The struggling Lagoon Landing dormitory project at Florida Keys Community College has led to the finding of a "significant deficiency" in the college's 2011-12 financial audit by the state of Florida - and could put completion of its marine propulsion building in jeopardy.
Specifically, the college spent $800,000 of Public Education Capital Outlay (PECO) funds, which are appropriated for specific purposes, to pay the bondholders of the dorm project, on behalf of the Campus Foundation, which technically owns the dorms, to cover the shortfall caused by the meager use of the dorms by students.
As the March 22 report makes clear, "The $800,000 of PECO funds . . . represents questioned costs. By using PECO funds, in this manner, and considering the college's financial condition difficulties, there is increased risk that the college may not have sufficient cash needed to complete the college's marine propulsion building for which the state has appropriated PECO funds."
The "significant deficiency" arises from the combination of four findings:
One, that "The college needed to improve its controls to ensure that financial statement transactions are properly reported."

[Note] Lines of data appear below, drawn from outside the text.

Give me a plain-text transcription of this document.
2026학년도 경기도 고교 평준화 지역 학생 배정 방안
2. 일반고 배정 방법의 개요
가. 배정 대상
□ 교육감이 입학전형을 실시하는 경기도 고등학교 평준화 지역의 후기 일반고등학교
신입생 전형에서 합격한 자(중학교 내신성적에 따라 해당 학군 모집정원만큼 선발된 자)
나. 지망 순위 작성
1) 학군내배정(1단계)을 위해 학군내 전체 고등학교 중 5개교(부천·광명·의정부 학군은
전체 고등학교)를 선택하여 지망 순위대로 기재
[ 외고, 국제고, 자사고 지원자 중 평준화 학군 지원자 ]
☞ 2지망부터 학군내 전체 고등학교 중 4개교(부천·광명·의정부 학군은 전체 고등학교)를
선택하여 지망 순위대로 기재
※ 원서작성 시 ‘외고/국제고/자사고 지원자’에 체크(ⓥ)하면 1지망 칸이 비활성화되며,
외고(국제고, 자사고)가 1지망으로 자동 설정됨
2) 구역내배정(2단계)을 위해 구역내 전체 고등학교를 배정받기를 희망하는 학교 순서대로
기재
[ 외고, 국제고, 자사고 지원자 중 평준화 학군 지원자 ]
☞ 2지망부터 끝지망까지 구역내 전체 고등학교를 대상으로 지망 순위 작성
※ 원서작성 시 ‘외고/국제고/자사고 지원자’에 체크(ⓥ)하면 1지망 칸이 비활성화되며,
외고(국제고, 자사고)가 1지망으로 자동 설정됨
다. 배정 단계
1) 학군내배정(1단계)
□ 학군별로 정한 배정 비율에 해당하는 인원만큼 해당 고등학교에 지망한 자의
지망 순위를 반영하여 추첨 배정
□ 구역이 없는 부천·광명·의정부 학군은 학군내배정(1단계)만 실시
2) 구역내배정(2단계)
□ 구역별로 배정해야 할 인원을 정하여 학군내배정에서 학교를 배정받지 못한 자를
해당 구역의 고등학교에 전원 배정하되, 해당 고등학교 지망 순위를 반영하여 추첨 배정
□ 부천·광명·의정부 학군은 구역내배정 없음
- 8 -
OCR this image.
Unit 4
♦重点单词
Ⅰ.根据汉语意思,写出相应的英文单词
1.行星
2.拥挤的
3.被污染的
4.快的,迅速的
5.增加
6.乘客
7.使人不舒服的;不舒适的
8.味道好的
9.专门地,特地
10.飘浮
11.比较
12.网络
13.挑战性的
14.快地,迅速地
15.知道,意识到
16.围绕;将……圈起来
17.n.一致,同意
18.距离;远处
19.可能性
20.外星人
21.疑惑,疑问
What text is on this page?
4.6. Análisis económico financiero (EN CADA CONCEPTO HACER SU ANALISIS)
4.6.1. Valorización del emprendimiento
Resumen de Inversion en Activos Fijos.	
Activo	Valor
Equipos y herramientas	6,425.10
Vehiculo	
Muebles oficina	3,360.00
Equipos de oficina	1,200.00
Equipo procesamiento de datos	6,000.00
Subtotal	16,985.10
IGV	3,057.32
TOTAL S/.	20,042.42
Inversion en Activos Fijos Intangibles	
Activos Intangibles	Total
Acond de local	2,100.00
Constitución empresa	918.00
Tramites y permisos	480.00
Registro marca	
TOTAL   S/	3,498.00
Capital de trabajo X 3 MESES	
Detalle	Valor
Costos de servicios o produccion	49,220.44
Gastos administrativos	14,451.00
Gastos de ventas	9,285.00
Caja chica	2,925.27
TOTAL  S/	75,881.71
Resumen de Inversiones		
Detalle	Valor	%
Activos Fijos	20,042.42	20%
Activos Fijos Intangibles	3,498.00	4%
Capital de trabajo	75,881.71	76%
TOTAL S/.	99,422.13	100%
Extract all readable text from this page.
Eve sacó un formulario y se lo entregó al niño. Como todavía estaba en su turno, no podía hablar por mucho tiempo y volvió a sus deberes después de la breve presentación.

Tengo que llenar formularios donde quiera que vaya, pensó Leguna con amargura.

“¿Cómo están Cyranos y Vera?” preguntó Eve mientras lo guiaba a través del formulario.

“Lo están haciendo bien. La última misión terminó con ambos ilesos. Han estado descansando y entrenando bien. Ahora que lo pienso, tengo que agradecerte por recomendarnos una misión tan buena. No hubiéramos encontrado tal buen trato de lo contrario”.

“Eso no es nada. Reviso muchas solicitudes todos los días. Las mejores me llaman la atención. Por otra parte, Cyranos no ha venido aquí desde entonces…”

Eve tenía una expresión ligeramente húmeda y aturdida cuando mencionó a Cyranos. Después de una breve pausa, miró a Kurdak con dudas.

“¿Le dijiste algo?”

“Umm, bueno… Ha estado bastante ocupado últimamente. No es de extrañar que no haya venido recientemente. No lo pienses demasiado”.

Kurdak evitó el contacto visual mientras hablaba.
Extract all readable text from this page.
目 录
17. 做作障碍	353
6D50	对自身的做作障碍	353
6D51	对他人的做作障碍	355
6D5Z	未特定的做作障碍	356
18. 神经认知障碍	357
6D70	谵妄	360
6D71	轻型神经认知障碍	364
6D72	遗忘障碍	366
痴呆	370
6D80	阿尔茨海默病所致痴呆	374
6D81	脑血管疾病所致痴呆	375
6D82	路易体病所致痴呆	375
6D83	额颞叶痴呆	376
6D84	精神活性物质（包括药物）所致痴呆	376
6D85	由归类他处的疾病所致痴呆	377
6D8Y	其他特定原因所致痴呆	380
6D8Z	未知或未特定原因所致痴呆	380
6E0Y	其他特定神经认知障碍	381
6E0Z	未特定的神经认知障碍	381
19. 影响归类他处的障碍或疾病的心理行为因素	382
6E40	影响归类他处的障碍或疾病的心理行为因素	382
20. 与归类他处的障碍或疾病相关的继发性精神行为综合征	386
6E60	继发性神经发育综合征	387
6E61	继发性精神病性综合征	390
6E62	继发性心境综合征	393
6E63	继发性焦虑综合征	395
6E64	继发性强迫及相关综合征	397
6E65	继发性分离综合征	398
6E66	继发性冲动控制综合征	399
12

Two, that "The college paid the operating costs for one of its direct-support organizations without specific legal authority."
Three, that "the college used Public Education Capital Outlay funds for purposes not specifically authorized by law, resulting in $800,000 of questioned costs."
And four, that "The college's current funds-unrestricted fund balance had declined to a level that may leave the college with no resources available for emergencies and unforeseen situations."
In his written response to the audit, FKCC President and CEO Jonathan Gueverra acknowledged "financial statement errors," but defended the first installment of the loan, for $200,000, stating that "had the college not advanced the amounts to the foundation, the residence halls would not have been completed and opened for the fall semester, jeopardizing the receipt of revenues for the entire year, which far exceeded the amounts advanced by the college . . . as it turned out, the initial advance of funds was the first of several challenges that the college faced associated with the building and operation of the residence hall. Apparently the management consultant working with the financial team for the bonds underestimated the operating costs and overstated the anticipated revenues."
Gueverra also assured the AG's office that he is certain Lagoon Landing will eventually pay for itself, and the loan to the foundation will thus be repaid.
"The monies owed to the college may be classified as a collectible receivable since there is a good possibility that the project will generate the revenues to meet the obligations due the bondholders and the amounts advanced by the college."
The dorms have been a money-losing proposition since opening in the fall of 2011.
Their remote location, strict regulations against alcohol and drugs, and routine inspections by college staff have chafed students who feel like they're being left out of a "true" college experience.
"If I wanted to live with my mom and dad, I'd live with them," then-resident Morgan Meserve told The Citizen in February of 2012. "We're all good kids. We don't ask for much. We're college kids. I know I'm leaving here. I'm out of the dorm," she added.
Gueverra is currently out of town, and at press time, hadn't responded to emails, sent via a college employee, requesting comment.